© Reuters.
By Geoffrey Smith
Investing.com — Technology stocks are set for fresh selling as the world adjusts to the looming end of free money from central banks. China imposes its first Omicron-related restrictions, while data from South Africa give more grounds for optimism about the relative mildness of the new variant of Covid-19. German business gets even gloomier despite shimmers of light on the horizon, while the Bank of Japan joins the global tightening trend even more hesitantly than the European Central Bank. Here’s what you need to know in financial markets on Friday, 17th December.
1. Tech under pressure
Technology stocks are set to extend their Thursday losses when they open later, as a gradual tightening of monetary policy around the world brings to an end an era of free money for bets on long-duration growth prospects.
The Nasdaq Composite fell 2.5% on Thursday, its second daily drop of more than 2% already this month, as investors fled unprofitable growth names and took profits even in more defensive and cash-rich names such as Apple (NASDAQ:AAPL) and Nvidia (NASDAQ:NVDA).
Apple stock fell 3.9% on Thursday and was down another 1.8% in premarket. Tesla (NASDAQ:TSLA) stock was down 1.6%.
The Nasdaq has still more than doubled from its level in March 2020 in the early days of the pandemic. By 6:35 AM ET (1135 GMT), Nasdaq 100 futures were down 0.7%, while Dow Jones futures were down 0.1% and S&P 500 futures were down 0.3%.
2. China starts to move on Omicron
Countries around the world continued to adopt public health measures to stop the spread of the Omicron variant of Covid-19. The Chinese region of Guangdong, including its capital Guangzhou, introduced its first – albeit localized – restrictions on movement, while Italy angered other EU member states with fresh testing requirements on those arriving from abroad.
There was better news from South Africa, the first country to identify the Omicron variant. Latest data indicated hospitalization rates lagging well behind those seen in previous waves.

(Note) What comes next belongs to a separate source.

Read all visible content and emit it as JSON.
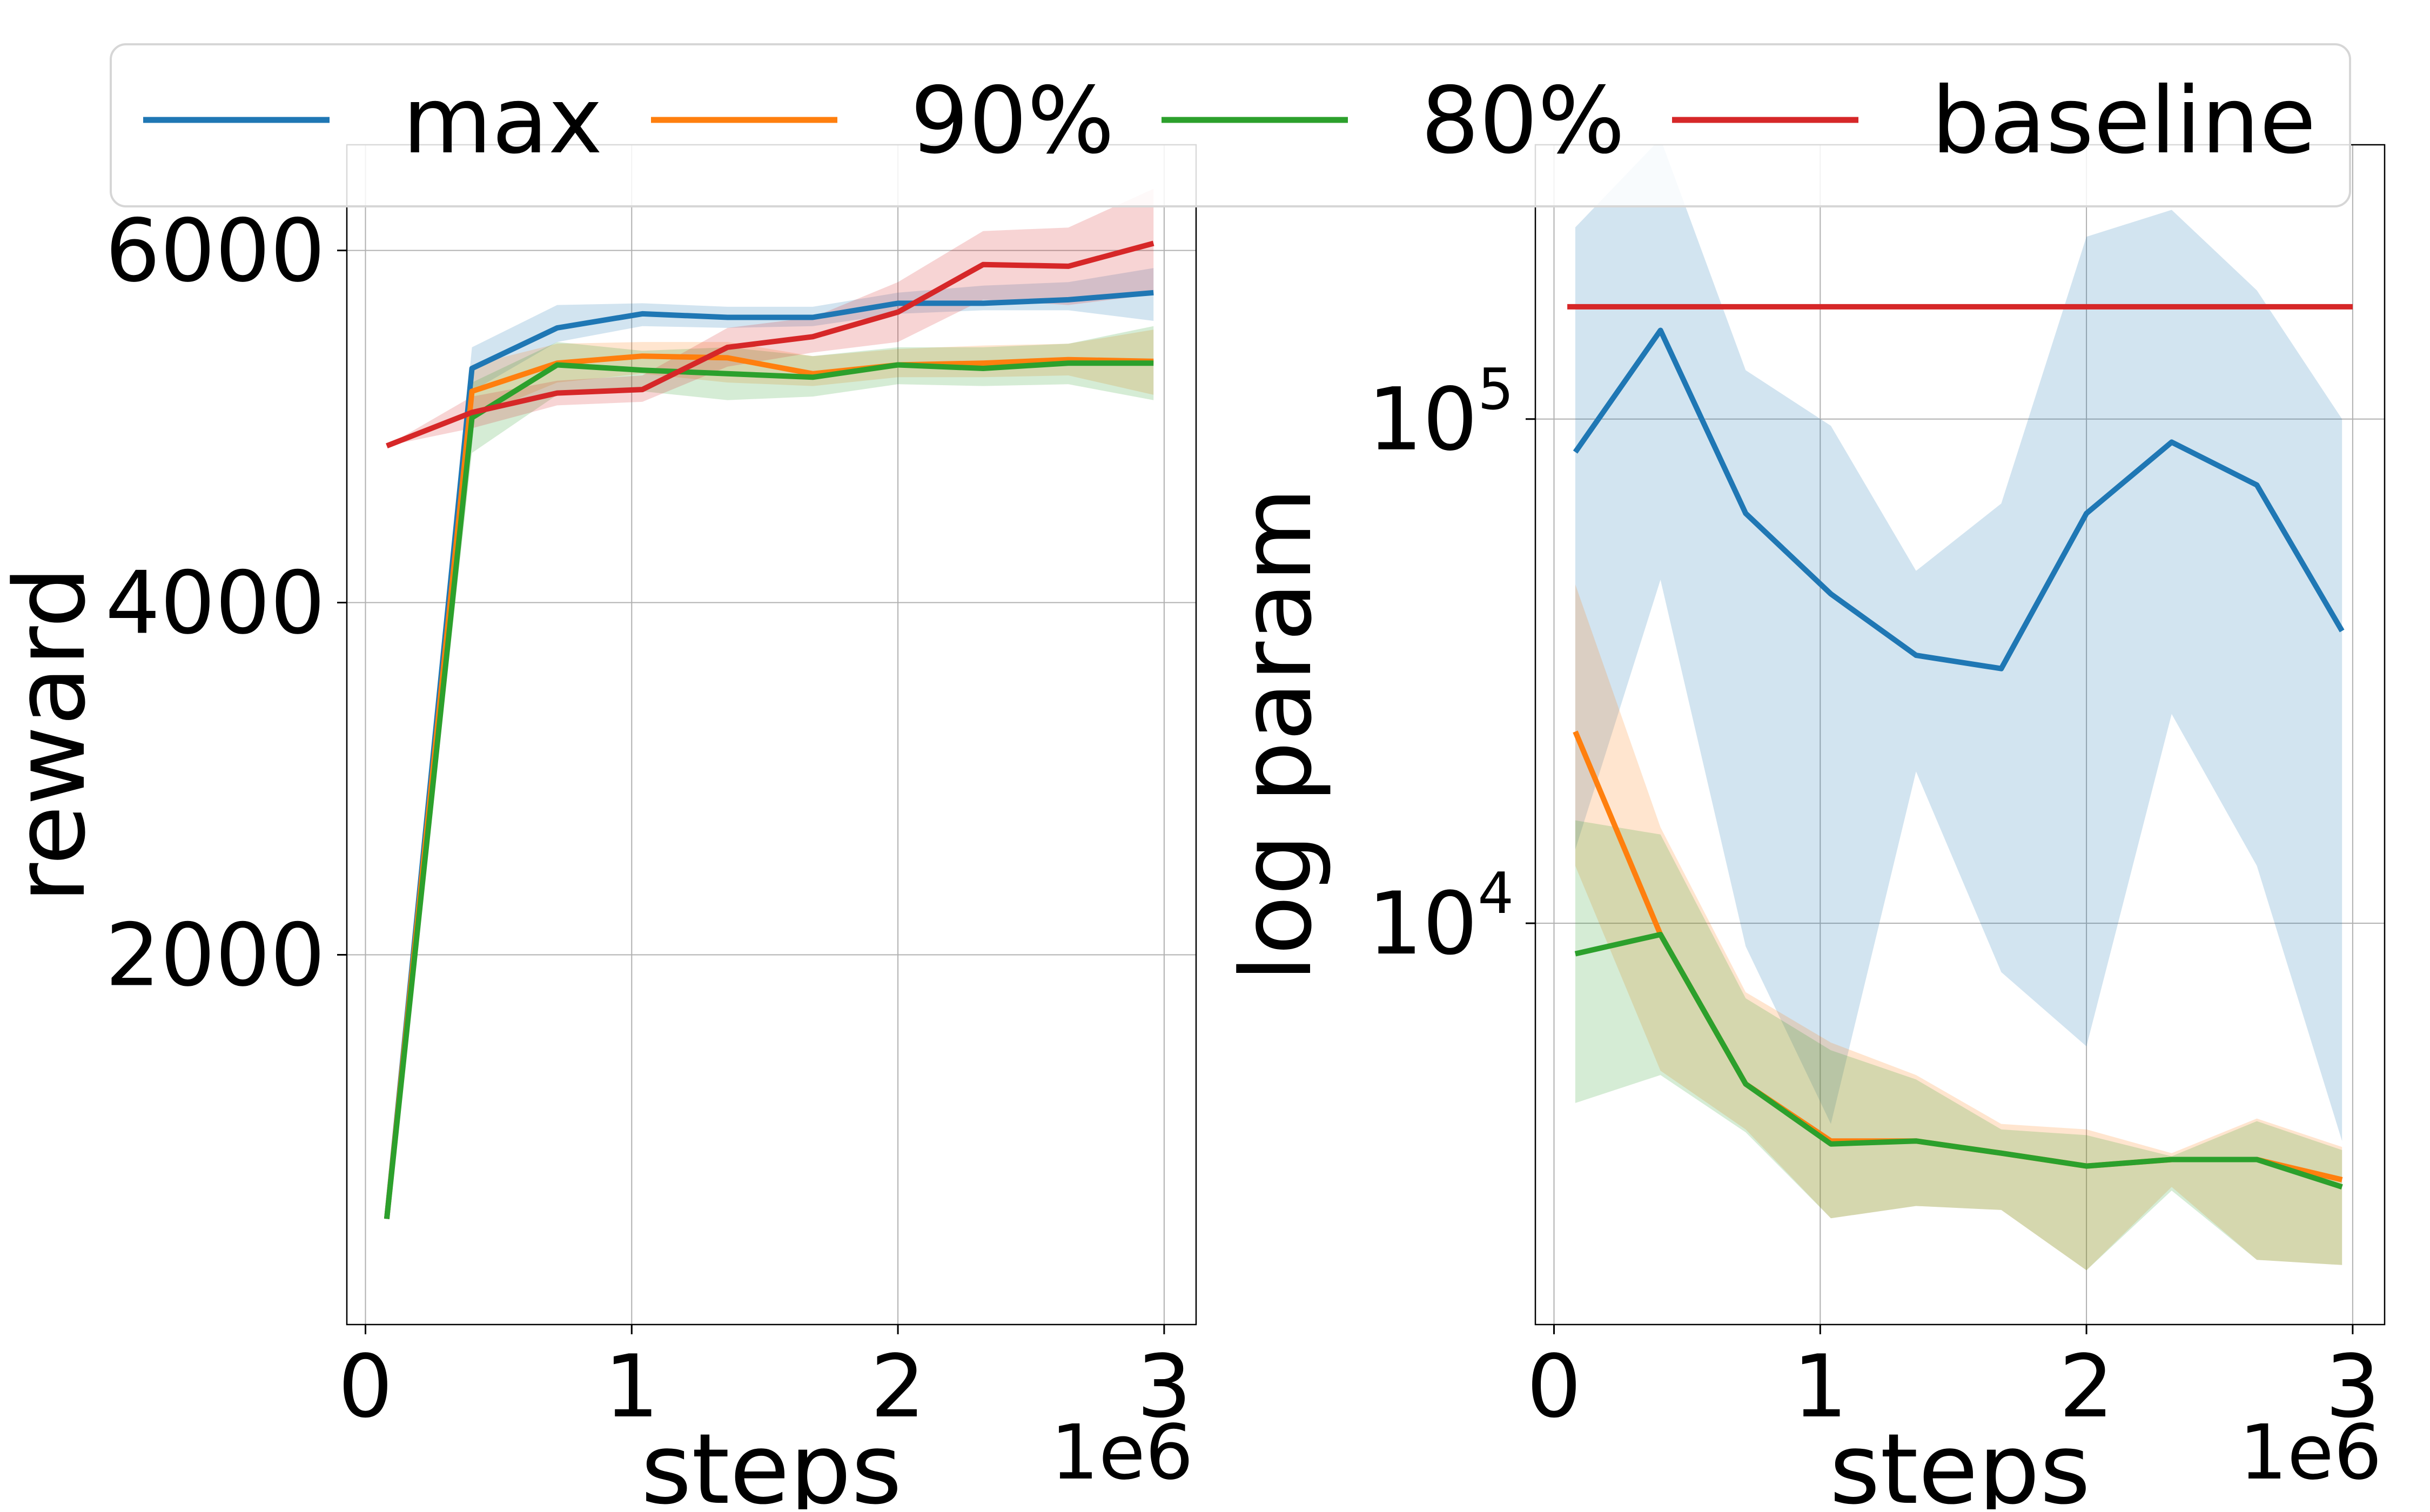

However, health experts have warned against extrapolating too much from South African data, given the young skew of its population and the much greater spread of vaccination since the last Covid wave.
In Europe, meanwhile, there was the first sign that governments will have to reopen the fiscal support taps to cushion the economic slowdown caused by the latest surge. Sweden said it will resume support payments for businesses hit by the sharp drop in demand for some consumer-facing services.
3. BoJ signals modest tightening ahead; Russia, Mexico hike & Colombia is next up
The global tightening of monetary policy advanced further overnight, with the Bank of Japan saying it will stop its purchases of corporate bonds and commercial paper in March as planned.
As tightening steps go, that’s on a par with the European Central Bank’s promise to dial down quantitative easing from March 2022 onwards. There is no hint of either central bank raising interest rates next year.
By contrast, the Central Bank of Russia hiked its key rate another 100 basis points to 8.5%. That follows interest rate hikes in the Norway, the U.K. and Mexico on Thursday (the last two of which were hawkish surprises). Colombia is expected to raise its key rate by 0.5% later.
4. German gloom deepens despite signs of inflation peaking
The gloom continues to deepen in Europe’s largest economy: German business expectations, as measured by the Ifo Business Climate index, fell for a fifth straight month in December as the services sector was hit by the latest wave of Covid-19. The main index, which incorporates current conditions, fell to its lowest since March.
There were, however, signs of a possible turn for the better. German producer prices rose by only 0.8% in November, the smallest rise in eight months, while car sales in both Germany and around Europe picked up from October’s disaster, suggesting that the worst of the industry’s supply chain problems may be behind it.
Eurozone inflation also turned out weaker in month-on-month terms than expected: the core rate was flat while the headline rate rose ‘only’ 0.4%, due largely to surging energy prices.
5. Oil continues to suffer from demand fears
Crude oil prices fell back, on concerns that spreading restrictions on mobility and rising fear of infection will hurt demand in the near future.
By 6:30 AM ET, U.S. crude futures were down 1.8% at $71.09 a barrel, while Brent crude was down 1.7% at $73.72 a barrel, unimpressed by a forecast from Goldman Sachs that prices could hit $100 in the new year as global demand rebounds a new all-time high.
Elsewhere, the extent to which the world economy still relies on dirty fossil fuels was spelled out harshly by the International Energy Agency, which noted that the amount of coal burned to produce electricity this year reached a new all-time high, due largely to output in China and India.